Uma investigação crítica não pode prescindir de uma visão totalizante da realidade objetiva. O mundo não é feito de partes desconexas entre si, devendo educadores e educandos tomar para si a responsabilidade de codificar e descodificar a realidade, num processo permanente, que lhes permita fazer as cisões do real, na análise das suas dimensões mais parciais e mais adiante, voltar a adentrar-se na totalidade. Este processo de idas e vindas, da parte para o todo e do todo para as partes, vai se ampliando e promovendo a compreensão da realidade, na sua totalidade, bem como a compreensão dela na interação de suas partes. O caráter crítico deste processo de investigação reside no fato de que o objeto cognoscível não deve, em nenhuma hipótese, ser analisado de forma fragmentada e desconexa da totalidade.
Por conta disso, deve-se considerar o fato de que os elementos da investigação crítica encontram- se necessariamente em interação na composição da realidade.

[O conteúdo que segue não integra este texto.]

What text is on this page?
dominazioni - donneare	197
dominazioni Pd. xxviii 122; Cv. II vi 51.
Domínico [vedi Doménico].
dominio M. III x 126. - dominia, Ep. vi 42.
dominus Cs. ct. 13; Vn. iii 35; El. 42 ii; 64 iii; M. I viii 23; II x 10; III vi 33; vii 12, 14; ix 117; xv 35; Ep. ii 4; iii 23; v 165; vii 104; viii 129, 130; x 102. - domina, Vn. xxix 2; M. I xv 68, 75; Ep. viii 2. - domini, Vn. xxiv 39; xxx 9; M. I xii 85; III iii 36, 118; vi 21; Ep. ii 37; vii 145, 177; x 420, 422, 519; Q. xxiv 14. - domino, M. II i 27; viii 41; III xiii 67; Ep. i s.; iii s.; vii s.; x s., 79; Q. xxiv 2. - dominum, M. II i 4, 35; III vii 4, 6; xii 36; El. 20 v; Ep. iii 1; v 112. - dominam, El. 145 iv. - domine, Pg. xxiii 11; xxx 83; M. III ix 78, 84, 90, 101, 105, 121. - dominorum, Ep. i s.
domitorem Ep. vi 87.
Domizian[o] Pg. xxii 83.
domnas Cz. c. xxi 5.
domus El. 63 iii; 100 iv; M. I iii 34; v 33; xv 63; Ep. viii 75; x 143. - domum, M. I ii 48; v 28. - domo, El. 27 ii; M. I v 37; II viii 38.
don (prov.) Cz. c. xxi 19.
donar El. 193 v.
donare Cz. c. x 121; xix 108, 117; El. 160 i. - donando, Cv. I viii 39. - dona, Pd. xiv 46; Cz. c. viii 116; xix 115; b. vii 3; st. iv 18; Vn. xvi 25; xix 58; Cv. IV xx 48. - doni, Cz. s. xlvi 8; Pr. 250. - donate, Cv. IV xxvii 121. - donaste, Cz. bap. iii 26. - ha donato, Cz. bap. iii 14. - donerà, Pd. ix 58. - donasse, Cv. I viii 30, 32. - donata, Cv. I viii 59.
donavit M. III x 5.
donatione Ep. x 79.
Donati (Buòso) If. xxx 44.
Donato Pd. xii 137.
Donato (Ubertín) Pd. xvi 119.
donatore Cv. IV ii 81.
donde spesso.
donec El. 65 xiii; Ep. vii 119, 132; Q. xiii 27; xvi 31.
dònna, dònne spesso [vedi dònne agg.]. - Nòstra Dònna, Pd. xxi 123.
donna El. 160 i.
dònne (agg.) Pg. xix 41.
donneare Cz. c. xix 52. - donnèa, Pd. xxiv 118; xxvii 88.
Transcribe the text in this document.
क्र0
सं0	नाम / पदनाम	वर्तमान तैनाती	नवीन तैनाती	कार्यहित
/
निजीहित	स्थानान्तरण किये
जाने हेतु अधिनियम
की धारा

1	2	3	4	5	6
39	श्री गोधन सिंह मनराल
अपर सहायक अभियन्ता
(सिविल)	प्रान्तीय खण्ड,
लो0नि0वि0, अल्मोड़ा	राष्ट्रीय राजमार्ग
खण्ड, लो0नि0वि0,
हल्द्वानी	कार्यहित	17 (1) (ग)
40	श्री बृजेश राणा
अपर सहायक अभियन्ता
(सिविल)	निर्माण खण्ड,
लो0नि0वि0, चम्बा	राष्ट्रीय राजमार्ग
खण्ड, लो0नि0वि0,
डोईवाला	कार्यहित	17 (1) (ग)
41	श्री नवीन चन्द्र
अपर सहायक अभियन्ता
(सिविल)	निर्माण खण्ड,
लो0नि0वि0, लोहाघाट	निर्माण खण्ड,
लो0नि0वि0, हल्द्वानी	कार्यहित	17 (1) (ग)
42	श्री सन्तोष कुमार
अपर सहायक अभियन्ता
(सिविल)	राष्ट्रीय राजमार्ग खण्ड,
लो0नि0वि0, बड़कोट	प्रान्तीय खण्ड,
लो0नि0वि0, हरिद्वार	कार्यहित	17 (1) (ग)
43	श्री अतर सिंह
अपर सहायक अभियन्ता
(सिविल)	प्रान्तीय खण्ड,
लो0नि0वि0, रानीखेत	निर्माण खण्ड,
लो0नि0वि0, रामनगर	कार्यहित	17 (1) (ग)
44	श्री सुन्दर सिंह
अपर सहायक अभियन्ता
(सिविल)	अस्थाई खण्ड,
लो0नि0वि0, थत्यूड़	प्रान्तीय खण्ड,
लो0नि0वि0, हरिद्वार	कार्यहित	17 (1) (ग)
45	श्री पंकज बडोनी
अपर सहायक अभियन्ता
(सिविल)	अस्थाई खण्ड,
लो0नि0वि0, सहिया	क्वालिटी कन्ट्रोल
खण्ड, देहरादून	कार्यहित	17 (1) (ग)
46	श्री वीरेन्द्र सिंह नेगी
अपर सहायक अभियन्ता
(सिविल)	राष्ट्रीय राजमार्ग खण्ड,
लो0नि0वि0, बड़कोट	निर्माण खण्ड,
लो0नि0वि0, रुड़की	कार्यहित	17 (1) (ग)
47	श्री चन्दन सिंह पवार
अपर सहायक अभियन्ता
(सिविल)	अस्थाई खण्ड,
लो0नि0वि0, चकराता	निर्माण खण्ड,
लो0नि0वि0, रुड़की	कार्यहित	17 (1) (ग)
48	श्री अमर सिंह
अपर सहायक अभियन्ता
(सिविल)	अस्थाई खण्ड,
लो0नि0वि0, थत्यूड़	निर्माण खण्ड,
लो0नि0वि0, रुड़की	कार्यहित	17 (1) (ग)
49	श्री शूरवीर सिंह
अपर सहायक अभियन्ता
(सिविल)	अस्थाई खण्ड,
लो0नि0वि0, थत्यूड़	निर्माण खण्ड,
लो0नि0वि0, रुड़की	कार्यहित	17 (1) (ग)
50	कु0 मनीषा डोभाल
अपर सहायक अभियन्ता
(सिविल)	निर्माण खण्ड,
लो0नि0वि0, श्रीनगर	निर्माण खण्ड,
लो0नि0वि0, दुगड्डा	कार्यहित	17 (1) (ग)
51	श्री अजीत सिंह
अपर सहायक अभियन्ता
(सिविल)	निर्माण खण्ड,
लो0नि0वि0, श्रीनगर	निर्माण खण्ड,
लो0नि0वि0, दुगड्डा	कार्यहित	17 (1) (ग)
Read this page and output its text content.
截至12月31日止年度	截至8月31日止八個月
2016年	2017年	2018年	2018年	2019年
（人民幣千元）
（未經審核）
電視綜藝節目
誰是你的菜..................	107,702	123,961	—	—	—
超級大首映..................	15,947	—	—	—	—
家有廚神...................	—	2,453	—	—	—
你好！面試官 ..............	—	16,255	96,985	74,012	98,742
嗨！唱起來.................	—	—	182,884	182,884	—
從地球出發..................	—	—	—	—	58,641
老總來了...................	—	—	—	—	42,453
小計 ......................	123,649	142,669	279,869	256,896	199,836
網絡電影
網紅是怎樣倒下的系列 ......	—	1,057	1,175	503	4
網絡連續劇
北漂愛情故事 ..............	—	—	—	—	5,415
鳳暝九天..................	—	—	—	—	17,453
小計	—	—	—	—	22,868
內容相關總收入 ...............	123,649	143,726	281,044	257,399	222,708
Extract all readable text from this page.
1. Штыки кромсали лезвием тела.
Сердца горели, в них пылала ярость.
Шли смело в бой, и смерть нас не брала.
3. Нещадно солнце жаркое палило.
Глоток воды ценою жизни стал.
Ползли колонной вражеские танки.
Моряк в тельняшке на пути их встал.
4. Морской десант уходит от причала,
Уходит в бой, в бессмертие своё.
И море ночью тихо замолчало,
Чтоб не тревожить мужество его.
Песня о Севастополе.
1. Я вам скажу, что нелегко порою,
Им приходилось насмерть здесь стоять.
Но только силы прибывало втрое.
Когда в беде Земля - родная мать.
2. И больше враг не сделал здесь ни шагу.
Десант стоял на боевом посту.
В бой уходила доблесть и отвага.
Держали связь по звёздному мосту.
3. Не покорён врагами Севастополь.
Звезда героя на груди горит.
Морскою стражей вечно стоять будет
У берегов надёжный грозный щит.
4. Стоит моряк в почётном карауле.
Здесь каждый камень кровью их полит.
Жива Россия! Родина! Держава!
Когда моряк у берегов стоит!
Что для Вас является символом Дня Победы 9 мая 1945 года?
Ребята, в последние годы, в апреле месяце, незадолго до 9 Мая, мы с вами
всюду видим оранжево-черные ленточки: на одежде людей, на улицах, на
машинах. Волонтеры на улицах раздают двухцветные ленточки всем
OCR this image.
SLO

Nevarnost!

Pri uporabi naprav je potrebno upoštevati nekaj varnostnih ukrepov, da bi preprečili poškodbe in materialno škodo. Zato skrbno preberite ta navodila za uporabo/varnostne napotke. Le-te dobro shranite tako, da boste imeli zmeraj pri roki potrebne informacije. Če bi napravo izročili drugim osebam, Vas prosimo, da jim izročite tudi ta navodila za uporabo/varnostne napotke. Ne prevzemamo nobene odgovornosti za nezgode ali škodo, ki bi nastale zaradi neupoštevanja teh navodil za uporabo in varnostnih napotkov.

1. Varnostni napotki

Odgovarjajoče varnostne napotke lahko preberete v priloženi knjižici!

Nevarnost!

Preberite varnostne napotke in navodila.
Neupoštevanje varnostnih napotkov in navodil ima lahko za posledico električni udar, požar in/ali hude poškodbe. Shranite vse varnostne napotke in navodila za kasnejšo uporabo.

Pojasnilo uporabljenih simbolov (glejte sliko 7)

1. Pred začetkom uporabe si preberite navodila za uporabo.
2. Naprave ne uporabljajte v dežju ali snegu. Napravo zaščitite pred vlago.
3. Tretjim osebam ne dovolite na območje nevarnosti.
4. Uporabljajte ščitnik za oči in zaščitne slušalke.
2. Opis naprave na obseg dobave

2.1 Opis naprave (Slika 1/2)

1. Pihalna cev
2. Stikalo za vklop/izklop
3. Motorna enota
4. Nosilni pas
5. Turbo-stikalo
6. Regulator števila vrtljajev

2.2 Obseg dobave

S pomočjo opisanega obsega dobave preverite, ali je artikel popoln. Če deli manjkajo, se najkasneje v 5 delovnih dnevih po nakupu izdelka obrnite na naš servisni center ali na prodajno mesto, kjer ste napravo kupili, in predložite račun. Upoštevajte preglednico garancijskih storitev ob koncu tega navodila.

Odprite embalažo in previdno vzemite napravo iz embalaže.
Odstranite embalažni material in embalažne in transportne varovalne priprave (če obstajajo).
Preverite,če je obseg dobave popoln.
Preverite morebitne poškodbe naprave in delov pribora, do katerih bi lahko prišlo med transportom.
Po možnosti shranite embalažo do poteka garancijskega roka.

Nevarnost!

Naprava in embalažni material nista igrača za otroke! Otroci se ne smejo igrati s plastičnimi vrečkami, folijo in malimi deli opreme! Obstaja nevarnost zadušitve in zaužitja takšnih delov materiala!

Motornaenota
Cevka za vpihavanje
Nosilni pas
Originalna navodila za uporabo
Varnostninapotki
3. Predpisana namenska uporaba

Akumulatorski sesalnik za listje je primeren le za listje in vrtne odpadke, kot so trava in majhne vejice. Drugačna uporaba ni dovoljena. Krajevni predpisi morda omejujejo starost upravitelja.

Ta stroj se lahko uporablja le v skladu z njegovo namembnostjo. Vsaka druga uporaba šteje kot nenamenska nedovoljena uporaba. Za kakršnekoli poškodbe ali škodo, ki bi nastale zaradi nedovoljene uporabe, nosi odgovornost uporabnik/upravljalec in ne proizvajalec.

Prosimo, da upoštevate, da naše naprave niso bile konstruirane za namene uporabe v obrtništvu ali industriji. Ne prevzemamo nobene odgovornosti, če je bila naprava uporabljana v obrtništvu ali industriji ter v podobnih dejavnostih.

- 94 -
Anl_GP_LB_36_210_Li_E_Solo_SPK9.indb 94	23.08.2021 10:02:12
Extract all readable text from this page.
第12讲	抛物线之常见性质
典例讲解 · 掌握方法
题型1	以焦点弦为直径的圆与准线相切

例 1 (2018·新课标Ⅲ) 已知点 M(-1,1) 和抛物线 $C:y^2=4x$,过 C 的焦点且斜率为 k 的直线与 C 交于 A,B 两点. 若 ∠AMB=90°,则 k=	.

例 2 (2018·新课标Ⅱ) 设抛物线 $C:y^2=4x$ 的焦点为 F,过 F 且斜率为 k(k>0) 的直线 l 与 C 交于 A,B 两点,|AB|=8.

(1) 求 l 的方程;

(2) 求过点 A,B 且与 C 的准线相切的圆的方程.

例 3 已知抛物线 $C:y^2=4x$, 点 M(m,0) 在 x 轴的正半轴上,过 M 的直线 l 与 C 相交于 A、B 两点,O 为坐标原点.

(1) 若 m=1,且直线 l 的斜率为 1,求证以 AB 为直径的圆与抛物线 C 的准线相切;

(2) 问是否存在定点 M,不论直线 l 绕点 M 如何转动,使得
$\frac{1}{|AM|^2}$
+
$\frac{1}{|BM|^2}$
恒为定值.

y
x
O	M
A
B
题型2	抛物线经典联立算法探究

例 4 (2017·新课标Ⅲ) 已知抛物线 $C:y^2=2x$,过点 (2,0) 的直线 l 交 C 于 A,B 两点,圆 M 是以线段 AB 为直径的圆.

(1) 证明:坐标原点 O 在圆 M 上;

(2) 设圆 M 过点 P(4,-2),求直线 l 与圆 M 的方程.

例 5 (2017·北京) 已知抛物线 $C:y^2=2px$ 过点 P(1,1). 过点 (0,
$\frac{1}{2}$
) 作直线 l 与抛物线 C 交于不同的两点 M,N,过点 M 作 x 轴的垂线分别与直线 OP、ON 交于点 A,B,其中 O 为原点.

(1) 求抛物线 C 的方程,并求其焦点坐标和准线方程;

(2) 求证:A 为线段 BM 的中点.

Assim sendo, no processo de descodificação do real, os indivíduos, sejam educadores ou educandos, dialogam incessantemente, exteriorizando suas problemáticas e explicitando suas consciências da realidade objetiva. Este é um esforço que cabe realizar não apenas na metodologia da investigação temática proposta, mas também na educação problematizadora como um todo. O esforço de propor aos indivíduos dimensões significativas de suas realidades, cuja análise crítica lhes possibilite reconhecerem a interação de suas partes é pressuposto fundamental para qualquer investigação com pretensões críticas.
O processo investigativo, para ser crítico, deve possibilitar aqueles que investigam a percepção do inédito viável, que é um passo adiante da compreensão das situações limites, geradoras das necessidades de aprendentes e ensinantes. A percepção do inédito viável é imprescindível para que se conheça e se faça uma
crítica dos saberes já existentes; nesse sentido, qualquer conteúdo programático deve ser analisado em sua extensão, observando que ele é uma totalidade, cuja autonomia se encontra nas relações de suas unidades, que são, em si, também totalidades, ao mesmo tempo em que são parcialidades da totalidade maior.
A Investigação de temas geradores ou de temáticas significativas por parte de educadores e educandos deve ter como objetivo fundamental a captação dos temas básicos, significativos para ambos, para que a partir daí se faça a organização dos conteúdos programáticos para as ações seguintes. Percebe-se, portanto, que a base para a investigação crítica proposta é o estabelecimento de um processo dialógico e interdisciplinar, capaz de propiciar a educadores e educandos a exploração de um universo temático e a percepção problemática da realidade a ser investigada. Deve- se ter o cuidado de, em nenhuma das fases do processo de investigação, propor para aqueles que investigam, especialmente os educandos, representações da realidade que sejam estranhas as suas experiências e saberes.
A base da qual se deve elaborar qualquer programa educativo é o processo dialógico, onde educadores e educandos conjuguem suas ações cognoscentes sobre o mesmo objeto cognoscível, sem perder de vista, igualmente, a reciprocidade em suas ações. Em suma, educador e educando são aqui entendidos, como seres em busca de ser mais; como investigadores em busca de um conteúdo programático que seja gerador de aprendizagem significativa. Os educandos, antes submetidos às visões do educador, impedidos no seu processo de representação da realidade; sem acesso à área temática em estudo e tolhidos nos seus processos de investigação, podem, na perspectiva de Freire, reverter a situação e se apropriar de cada conteúdo, dando sentido aos mesmos.